On retrouve des empreintes du 36 au 46, il y en a devant le supermarché, devant chez Vitamine notre primeur, devant chez Parfums de Cuisine… Avec un peu de plâtre, de peinture, de sciure ou encore de gravas, les traces s’emmêlent du piétonnier jusqu’à la Sambre.

Car c’est sur un coin de la rue des Brasseurs, au numéro 46 que Botanical by Alfonse commence à prendre vie.

Le 46 a déjà bien vécu. Quand nous sommes arrivés, il n’était plus qu’un vieux troquet abandonné depuis des lustres. Enfumé par des dizaines d’années de clopage intensif, décoré par une structure de poutres jaunies dans le style « chalet alsacien », il était flanqué d’un urinoir, bancal et bouché, qui trônait en plein milieu d’un couloir ; même le plafonnage avait foutu le camp tout en maudissant l’endroit.

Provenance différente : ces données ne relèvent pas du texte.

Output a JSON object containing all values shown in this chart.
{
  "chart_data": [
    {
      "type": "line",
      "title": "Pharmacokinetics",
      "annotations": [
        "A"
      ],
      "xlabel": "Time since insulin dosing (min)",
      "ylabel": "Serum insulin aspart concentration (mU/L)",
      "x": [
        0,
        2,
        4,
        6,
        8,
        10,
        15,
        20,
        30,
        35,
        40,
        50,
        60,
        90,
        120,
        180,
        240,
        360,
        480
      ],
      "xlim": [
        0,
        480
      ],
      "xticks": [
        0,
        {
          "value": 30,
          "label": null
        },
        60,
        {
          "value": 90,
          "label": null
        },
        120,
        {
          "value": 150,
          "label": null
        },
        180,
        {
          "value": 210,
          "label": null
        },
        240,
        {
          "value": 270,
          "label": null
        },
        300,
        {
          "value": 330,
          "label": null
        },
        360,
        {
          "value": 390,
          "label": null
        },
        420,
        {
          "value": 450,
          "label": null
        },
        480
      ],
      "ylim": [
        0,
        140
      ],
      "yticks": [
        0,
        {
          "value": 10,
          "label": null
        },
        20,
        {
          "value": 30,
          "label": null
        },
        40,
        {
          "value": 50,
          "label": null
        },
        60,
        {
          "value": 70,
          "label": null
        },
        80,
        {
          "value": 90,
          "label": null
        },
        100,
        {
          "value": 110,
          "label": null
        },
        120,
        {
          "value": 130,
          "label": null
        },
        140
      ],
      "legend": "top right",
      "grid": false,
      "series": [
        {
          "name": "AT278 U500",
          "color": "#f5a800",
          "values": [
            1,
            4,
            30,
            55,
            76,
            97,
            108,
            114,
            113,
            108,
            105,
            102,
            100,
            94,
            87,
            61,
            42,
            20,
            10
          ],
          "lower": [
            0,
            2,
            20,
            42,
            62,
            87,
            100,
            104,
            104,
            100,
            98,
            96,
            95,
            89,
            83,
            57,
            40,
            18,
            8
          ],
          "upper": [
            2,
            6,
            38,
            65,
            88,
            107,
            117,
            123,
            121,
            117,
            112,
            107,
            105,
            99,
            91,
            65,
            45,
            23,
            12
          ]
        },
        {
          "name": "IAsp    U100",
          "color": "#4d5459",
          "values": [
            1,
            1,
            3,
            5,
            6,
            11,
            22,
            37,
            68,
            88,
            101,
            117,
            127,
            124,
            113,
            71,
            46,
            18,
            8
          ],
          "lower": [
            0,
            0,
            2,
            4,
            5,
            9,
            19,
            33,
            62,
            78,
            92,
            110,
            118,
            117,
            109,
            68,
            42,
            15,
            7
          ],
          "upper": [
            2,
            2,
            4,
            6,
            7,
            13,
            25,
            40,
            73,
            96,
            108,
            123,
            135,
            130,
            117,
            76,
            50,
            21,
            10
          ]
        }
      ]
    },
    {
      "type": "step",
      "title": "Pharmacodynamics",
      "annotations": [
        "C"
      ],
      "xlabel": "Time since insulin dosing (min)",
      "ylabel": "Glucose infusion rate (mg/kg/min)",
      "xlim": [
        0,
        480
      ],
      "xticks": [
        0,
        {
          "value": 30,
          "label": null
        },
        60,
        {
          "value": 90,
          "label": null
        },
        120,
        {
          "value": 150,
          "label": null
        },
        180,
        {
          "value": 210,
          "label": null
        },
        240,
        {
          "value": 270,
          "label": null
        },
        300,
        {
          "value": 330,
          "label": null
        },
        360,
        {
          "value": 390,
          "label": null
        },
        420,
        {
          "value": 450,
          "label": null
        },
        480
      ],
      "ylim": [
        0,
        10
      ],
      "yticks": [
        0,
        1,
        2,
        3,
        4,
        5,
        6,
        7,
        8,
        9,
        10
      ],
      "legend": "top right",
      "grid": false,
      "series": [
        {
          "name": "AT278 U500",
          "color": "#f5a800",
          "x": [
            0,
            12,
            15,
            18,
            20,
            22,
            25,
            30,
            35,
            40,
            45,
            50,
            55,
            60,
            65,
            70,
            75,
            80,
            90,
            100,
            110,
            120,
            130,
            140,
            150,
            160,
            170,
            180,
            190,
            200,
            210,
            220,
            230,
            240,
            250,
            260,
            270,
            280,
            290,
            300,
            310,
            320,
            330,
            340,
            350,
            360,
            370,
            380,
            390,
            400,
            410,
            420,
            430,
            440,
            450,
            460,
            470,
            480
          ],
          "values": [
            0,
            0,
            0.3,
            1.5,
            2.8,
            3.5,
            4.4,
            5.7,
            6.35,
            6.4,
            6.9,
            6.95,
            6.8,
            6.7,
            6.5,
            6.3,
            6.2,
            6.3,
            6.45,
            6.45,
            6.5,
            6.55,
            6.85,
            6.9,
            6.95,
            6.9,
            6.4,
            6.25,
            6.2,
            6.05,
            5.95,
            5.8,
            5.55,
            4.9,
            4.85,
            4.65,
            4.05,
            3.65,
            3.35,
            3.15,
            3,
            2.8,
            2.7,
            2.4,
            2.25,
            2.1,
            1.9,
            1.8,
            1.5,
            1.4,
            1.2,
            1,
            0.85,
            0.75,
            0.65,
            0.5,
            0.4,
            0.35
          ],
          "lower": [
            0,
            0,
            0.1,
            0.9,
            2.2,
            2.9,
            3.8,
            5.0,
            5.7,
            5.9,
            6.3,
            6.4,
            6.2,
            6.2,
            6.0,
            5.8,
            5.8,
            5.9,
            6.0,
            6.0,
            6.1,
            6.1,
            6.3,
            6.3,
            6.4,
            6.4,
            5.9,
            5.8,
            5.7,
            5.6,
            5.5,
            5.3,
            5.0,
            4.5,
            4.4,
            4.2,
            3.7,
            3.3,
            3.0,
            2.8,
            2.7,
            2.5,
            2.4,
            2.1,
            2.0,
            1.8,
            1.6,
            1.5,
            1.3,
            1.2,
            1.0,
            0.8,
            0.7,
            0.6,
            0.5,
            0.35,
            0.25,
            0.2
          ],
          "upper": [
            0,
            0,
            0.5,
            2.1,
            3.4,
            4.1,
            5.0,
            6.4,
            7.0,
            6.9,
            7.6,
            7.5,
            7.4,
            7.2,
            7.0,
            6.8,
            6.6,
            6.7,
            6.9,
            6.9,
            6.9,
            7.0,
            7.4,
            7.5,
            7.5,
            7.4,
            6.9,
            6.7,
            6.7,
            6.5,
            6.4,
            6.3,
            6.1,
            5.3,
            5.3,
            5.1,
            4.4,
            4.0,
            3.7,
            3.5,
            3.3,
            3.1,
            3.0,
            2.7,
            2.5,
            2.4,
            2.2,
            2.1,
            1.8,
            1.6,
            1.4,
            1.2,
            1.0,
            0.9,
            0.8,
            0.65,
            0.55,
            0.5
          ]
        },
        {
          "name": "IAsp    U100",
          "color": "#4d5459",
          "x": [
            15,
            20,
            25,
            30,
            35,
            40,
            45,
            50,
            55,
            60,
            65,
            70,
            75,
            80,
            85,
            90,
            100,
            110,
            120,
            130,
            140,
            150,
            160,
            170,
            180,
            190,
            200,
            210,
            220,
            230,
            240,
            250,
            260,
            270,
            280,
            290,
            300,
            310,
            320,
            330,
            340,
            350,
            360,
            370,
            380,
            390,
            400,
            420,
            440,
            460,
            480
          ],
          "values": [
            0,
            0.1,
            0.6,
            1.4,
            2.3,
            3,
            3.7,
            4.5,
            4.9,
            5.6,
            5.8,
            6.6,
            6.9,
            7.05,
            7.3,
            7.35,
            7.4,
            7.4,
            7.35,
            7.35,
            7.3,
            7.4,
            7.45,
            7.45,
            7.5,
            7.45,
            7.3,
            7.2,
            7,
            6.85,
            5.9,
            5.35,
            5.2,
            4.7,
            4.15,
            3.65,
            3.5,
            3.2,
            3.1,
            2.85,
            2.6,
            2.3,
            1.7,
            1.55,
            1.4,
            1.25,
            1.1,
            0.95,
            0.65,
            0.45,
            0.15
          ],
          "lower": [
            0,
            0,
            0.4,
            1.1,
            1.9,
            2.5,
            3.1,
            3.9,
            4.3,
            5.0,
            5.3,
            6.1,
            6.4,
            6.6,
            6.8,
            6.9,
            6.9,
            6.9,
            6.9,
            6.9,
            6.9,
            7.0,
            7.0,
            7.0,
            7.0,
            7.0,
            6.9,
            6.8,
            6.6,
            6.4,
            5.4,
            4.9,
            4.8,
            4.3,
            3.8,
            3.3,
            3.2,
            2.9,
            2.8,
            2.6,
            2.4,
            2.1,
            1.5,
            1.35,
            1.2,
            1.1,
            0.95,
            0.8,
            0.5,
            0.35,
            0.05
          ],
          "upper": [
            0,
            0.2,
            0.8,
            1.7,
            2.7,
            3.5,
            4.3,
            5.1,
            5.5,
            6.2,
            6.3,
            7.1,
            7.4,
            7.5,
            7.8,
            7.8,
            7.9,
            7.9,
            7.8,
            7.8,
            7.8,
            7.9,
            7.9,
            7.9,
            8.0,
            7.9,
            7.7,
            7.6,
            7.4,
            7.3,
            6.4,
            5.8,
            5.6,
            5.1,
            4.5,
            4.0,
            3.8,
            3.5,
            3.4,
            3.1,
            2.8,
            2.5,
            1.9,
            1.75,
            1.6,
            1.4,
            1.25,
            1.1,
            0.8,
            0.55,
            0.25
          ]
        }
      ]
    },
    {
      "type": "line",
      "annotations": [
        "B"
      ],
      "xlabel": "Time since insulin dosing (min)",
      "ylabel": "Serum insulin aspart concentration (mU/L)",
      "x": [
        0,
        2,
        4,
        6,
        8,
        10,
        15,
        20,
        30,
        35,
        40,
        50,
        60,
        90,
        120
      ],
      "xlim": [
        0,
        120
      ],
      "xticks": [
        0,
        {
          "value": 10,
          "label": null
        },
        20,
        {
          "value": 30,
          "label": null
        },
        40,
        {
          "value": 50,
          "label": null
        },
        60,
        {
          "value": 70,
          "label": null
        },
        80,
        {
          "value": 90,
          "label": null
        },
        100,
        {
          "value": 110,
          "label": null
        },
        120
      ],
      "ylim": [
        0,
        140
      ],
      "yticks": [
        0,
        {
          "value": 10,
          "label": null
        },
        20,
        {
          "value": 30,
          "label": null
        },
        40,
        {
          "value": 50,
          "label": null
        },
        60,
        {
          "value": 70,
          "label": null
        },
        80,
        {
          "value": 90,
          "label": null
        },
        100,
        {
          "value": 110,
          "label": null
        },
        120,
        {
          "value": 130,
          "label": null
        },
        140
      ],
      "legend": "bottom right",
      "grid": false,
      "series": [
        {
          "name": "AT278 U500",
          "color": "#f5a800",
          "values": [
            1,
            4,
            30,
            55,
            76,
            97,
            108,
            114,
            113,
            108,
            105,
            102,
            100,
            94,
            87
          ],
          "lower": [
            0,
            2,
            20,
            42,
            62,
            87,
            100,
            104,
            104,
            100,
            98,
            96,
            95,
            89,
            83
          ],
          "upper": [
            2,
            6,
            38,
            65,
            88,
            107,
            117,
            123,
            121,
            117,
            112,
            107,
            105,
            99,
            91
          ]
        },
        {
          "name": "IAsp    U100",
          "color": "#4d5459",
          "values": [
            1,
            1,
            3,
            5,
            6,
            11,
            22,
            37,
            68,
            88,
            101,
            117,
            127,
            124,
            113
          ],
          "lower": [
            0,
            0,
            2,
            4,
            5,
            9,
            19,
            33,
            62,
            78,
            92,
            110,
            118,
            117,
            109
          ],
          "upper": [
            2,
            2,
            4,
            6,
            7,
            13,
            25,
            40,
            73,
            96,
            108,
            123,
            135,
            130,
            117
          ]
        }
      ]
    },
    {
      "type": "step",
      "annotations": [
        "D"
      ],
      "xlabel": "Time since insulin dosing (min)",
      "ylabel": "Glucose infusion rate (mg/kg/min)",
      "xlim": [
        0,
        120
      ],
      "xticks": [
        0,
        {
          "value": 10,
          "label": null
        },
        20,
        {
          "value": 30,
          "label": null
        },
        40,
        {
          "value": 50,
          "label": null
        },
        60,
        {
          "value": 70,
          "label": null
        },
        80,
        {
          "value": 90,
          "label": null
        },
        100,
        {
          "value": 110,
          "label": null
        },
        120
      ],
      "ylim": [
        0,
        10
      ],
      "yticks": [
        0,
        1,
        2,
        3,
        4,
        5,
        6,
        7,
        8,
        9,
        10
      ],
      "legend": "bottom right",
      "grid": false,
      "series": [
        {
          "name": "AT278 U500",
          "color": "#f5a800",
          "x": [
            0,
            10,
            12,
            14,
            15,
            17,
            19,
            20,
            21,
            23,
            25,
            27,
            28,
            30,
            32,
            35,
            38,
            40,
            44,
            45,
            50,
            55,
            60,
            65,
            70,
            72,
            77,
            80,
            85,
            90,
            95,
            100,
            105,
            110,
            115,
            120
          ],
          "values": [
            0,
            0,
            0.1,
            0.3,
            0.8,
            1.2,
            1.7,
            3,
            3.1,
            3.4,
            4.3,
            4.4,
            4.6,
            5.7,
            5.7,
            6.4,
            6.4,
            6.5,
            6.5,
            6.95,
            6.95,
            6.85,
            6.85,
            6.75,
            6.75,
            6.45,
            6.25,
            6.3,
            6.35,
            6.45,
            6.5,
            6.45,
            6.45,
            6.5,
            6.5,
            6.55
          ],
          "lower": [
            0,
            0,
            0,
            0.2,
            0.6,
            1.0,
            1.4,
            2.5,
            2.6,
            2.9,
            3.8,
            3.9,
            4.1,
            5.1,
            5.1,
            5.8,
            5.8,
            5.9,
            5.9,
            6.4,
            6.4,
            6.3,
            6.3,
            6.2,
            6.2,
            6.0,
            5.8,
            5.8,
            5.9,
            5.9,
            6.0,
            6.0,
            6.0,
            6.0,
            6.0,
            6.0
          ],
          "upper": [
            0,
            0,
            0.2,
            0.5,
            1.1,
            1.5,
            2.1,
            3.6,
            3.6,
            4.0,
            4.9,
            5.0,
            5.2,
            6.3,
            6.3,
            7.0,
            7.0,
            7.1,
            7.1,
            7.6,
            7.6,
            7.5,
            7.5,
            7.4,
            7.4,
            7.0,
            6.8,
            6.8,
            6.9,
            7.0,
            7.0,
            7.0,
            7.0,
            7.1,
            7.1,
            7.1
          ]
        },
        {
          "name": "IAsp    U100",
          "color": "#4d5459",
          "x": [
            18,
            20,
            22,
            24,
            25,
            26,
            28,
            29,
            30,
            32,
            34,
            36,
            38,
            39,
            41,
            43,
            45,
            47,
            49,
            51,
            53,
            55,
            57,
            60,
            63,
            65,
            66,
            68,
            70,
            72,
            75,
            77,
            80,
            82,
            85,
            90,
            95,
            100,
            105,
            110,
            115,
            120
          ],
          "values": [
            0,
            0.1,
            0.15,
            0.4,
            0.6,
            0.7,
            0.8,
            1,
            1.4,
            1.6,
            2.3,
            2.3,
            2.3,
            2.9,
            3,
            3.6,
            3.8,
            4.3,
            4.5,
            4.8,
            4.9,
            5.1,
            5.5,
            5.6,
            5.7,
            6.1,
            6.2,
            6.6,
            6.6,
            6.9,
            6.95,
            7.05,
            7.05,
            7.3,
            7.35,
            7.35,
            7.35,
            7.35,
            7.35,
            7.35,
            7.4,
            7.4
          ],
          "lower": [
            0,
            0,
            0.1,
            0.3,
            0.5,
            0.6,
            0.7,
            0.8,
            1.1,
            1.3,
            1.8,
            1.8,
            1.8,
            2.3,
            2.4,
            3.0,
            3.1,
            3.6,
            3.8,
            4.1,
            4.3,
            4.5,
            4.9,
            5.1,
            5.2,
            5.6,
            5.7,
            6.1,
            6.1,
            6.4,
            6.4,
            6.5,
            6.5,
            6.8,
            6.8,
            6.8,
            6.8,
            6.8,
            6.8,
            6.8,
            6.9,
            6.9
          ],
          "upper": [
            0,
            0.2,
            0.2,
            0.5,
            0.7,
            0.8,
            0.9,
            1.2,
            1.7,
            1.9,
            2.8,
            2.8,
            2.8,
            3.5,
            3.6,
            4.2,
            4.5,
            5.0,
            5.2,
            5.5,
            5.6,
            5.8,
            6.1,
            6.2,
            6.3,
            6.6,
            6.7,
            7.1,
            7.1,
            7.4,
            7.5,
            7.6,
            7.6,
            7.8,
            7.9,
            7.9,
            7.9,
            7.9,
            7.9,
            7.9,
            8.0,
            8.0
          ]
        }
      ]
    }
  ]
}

Certains disent dans la rue, qu’avant de puer le vieux cigare et de servir de la bière plate dans des verres sales, le coin abritait, dans les années soixante, des femmes et des jeux pas très catholiques ! Il paraîtrait même qu’avant ces coquineries, il a servi de quartier général aux Allemands…(non, je blague pour ce coup-là , mais c’est bien ce que j’ai dit à Valentin pour pimenter la charge historique du lieu).

Séduits dès le premier coup d’œil, entourés par nos familles et nos amis (sans qui nous n’aurions jamais rien pu faire) nous avons cassé, détruit, démoli pour faire peu à peu renaître ce coin de rue.

Mais revenons à nos empreintes et donc aux travaux : depuis octobre, nous avons littéralement vécu sous une couche de particules. En plus de nous suivre, la poussière montait jusqu’à chez nous, sans gêne et intrusive, elle tapissait nos meubles et se lovait dans nos habits.

Tout au long de ces mois, elle a recouvert nos vies de mille émotions. Parfois, elle me semblait bien peu de chose, un seul revers de la main et elle disparaissait. Elle devenait une partie futile de ce si grand projet.

Parfois, j’étais ravie de la voir, signe que tout avançait bien : on ne construit rien sans salir, cette crasse était la preuve du travail déjà accompli. Plus il y en avait, plus je me disais que l’on avait bien trimé. L’eau sale de la douche devenait un fait, les cheveux et les poils de nez devenus blancs de Valentin, un élan de motivation.

D’autres jours par contre, surtout lorsque le froid s’est installé ; je ne pouvais plus la voir. J’avais l’impression qu’elle collait aux pores de ma peau comme du pollen, elle obstruait mes oreilles et me grattait les yeux. Ses grains se faisaient urticants, toxiques ; j’ai eu parfois l’impression d’être ensevelie, prise au piège d’un bac à sable, terrassée par un amas de salissures où seule ma tête émergeait encore. Je regardais toutes ces charges lourdes, ces obstacles imprévisibles, ces problèmes et je me sentais soudain inutile, juste capable de mesurer l’ampleur de la tâche et à décompter les jours déjà saturés d’objectifs à atteindre.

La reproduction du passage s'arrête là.